Updated: October 14, 2021 10:54:53 am
MONTHS AFTER its new rules for social media intermediaries under the IT Act of 2000 triggered a faceoff with tech giants Facebook and Twitter, the Centre has started a fresh round of consultations for a completely new IT law “to deal with present and future circumstances”, The Indian Express has learnt.
In February, the Ministry of Electronics and Information Technology (MeitY) had released stringent rules under the existing IT Act for social media intermediaries, which was challenged by multiple stakeholders in different high courts. Both the Madras and the Bombay High Courts have stayed operation of key parts of the rules. The Bombay High Court observed that the new rules are “manifestly unreasonable and go beyond the IT Act, its aims and provisions”.
Senior government officials told The Indian Express that the new law, when it is put in place, “will subsume all these rules”, including the setting up of a grievances redressal and compliance mechanism, and officers. “Our goal is to ensure compliance. If there can be compliance without litigation, why not do that?” a senior official said.
However, the official said, there may be some tweaks to remove any criminal liability on the grievance and compliance officers appointed by intermediaries.
The new Act is also likely to contain provisions that cover “newer aspects of technology”, such as blockchain, bitcoin and dark net, among others.
“The old IT Act of 2000 was drawn up mainly keeping in mind prevention of simple fraud, blocking of websites and illegal content of different kinds that existed then. A lot has changed. It would not make sense to amend the old Act.
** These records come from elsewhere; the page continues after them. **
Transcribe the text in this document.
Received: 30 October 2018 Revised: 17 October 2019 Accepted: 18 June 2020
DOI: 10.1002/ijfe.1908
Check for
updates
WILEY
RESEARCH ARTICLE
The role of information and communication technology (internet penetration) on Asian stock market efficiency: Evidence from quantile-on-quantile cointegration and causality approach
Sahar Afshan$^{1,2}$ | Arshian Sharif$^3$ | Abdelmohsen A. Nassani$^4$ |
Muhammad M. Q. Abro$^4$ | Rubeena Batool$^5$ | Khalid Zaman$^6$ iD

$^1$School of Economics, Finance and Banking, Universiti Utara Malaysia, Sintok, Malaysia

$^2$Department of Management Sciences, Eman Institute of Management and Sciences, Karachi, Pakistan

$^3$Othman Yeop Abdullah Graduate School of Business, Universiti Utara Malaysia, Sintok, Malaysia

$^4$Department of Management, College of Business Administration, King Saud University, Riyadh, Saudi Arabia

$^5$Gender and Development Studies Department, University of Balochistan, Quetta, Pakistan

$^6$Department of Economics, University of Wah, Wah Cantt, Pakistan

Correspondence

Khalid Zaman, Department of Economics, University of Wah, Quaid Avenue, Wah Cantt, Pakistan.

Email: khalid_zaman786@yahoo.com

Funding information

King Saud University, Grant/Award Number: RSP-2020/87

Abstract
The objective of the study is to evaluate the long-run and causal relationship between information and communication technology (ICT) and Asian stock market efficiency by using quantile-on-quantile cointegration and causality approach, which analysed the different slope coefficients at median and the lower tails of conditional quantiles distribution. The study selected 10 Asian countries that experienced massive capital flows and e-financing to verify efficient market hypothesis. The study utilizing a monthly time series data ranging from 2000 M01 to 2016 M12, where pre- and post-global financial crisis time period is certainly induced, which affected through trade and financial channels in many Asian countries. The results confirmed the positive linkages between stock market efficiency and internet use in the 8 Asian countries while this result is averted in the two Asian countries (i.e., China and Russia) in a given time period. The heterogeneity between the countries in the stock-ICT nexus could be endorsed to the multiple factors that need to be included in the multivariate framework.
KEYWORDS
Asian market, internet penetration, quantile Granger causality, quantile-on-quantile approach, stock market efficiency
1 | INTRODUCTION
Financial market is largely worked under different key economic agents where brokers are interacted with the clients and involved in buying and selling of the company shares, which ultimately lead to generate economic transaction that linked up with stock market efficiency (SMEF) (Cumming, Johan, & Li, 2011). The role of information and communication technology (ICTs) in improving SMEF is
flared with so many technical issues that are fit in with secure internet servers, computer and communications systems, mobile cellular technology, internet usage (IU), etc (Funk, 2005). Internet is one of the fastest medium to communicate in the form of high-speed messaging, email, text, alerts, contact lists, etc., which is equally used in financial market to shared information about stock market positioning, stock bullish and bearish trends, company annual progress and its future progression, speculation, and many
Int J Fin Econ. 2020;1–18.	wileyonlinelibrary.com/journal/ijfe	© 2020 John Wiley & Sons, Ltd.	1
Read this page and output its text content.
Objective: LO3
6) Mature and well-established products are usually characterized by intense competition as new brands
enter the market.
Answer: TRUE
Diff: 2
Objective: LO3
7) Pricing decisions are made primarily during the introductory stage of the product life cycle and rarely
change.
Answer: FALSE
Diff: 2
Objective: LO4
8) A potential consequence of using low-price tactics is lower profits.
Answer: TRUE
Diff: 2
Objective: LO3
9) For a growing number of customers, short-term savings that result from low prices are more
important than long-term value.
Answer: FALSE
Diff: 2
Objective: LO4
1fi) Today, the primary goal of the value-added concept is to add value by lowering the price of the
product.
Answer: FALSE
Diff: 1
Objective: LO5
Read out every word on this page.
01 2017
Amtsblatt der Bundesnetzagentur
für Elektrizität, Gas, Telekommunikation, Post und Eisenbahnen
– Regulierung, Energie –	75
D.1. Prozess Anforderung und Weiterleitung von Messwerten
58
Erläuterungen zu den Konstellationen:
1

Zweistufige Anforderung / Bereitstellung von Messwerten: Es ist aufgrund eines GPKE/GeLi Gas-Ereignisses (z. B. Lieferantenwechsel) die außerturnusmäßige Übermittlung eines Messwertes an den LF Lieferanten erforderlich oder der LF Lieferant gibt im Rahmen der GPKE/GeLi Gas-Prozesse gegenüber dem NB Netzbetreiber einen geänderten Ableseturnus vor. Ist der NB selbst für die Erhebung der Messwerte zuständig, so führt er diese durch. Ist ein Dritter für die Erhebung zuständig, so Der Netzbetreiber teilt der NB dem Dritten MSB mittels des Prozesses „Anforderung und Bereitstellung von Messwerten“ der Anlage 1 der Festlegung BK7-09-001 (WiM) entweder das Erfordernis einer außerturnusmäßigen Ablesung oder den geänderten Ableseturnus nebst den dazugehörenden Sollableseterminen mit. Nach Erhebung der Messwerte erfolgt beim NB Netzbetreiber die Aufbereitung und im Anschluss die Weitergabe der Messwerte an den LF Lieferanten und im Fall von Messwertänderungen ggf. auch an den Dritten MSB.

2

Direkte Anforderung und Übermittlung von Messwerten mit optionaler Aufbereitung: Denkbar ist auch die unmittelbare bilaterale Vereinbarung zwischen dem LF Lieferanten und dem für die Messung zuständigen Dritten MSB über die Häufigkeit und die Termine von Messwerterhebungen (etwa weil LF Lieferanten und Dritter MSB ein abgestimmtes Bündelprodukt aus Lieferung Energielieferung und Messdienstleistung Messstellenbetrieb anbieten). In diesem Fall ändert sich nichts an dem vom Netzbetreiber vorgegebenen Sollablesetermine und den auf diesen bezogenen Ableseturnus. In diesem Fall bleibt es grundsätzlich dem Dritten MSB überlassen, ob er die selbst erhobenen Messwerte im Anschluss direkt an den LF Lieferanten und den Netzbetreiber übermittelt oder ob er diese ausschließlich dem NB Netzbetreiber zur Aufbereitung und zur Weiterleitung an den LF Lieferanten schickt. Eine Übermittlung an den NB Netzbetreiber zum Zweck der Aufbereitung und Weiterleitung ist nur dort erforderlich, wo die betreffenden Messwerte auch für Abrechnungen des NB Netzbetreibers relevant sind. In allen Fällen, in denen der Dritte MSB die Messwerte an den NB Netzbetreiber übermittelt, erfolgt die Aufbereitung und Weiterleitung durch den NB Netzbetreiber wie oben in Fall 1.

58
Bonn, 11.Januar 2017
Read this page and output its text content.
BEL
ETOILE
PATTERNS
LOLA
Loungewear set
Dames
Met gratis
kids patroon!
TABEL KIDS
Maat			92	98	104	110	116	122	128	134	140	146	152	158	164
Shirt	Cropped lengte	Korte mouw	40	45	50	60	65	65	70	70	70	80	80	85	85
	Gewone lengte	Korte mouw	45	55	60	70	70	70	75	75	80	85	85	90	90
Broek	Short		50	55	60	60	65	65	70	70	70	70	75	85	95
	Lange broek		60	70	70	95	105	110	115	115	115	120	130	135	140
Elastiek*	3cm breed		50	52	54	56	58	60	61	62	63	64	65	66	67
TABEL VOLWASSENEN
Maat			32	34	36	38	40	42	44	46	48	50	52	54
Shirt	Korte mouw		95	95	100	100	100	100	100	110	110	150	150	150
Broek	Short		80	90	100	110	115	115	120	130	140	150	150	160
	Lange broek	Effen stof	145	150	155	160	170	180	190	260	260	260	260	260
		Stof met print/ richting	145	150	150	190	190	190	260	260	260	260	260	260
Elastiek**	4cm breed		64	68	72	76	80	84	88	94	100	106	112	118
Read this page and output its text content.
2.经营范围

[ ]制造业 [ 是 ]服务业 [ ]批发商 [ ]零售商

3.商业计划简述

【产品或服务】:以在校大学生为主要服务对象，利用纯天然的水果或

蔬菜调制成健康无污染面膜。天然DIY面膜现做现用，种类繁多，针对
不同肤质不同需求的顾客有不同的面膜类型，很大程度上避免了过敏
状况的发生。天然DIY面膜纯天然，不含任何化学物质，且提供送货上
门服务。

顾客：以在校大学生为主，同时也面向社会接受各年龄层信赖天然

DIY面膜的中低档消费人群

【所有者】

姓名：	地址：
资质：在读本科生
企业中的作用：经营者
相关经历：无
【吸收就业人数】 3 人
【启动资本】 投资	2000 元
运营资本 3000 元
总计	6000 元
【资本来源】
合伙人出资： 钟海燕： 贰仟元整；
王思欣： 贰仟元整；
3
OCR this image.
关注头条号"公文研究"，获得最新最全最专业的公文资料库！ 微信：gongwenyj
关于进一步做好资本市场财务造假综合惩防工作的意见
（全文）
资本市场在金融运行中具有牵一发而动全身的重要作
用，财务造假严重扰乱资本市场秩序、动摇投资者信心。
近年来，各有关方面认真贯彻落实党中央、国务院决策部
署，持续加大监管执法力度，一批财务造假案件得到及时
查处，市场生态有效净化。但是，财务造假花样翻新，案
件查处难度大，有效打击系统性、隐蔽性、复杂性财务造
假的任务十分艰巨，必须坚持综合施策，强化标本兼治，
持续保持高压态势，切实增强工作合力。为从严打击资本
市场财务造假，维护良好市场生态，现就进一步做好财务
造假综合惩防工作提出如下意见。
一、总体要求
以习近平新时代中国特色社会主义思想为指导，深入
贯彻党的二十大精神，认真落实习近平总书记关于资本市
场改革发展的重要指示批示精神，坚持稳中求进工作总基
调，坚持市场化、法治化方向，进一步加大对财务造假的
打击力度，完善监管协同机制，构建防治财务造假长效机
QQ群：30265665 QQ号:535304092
We would rather introduce a new law to deal with present and future circumstances that may arise,” an official said.
The new law, sources said, will define various forms of online sexual harassment, such as stalking, bullying, morphing of photos, and other methods, while also laying out clear guidelines on punishment for these offences, the officials said.
“Right now, there is no legal definition of what consists of online bullying, or stalking, or the exact penal provision for other forms of sexual harassment such as making unwanted comments, morphing photos, releasing or posting private photos without someone’s consent. The intermediaries are doing it, but it is on a case-to-case basis approach. A pan-India law is needed,” an official said.
The new IT Act will also increase the onus on intermediaries for the content present and posted on their platform. “The protection that Section 79 (of the current IT Act) offers is too wide-ranging. A social media intermediary cannot claim protection if it does not proactively work on removing illegal content on its platform such as porn, nudity, or messages that facilitate terror and disruption,” an official said.
Another major change, which may also feature in the new Data Protection Law that is in the works, is a strict ‘age-gating’ policy, which will require the consent of parents when children sign up for social media websites. This plan has been opposed by social media intermediaries but officials said the Government wants to ensure that children below 18 are “protected and feel safe on the internet”.
Earlier this year, the IT Ministry’s new rules for social media intermediaries had led to a standoff with Facebook and Twitter with both finally appointing the grievance and compliance personnel mandated but also approaching court.
The Ministry had also asked these platforms to submit monthly reports on complaints received from users and action taken. A third requirement was for instant messaging apps to make provisions for tracking the originator of a message.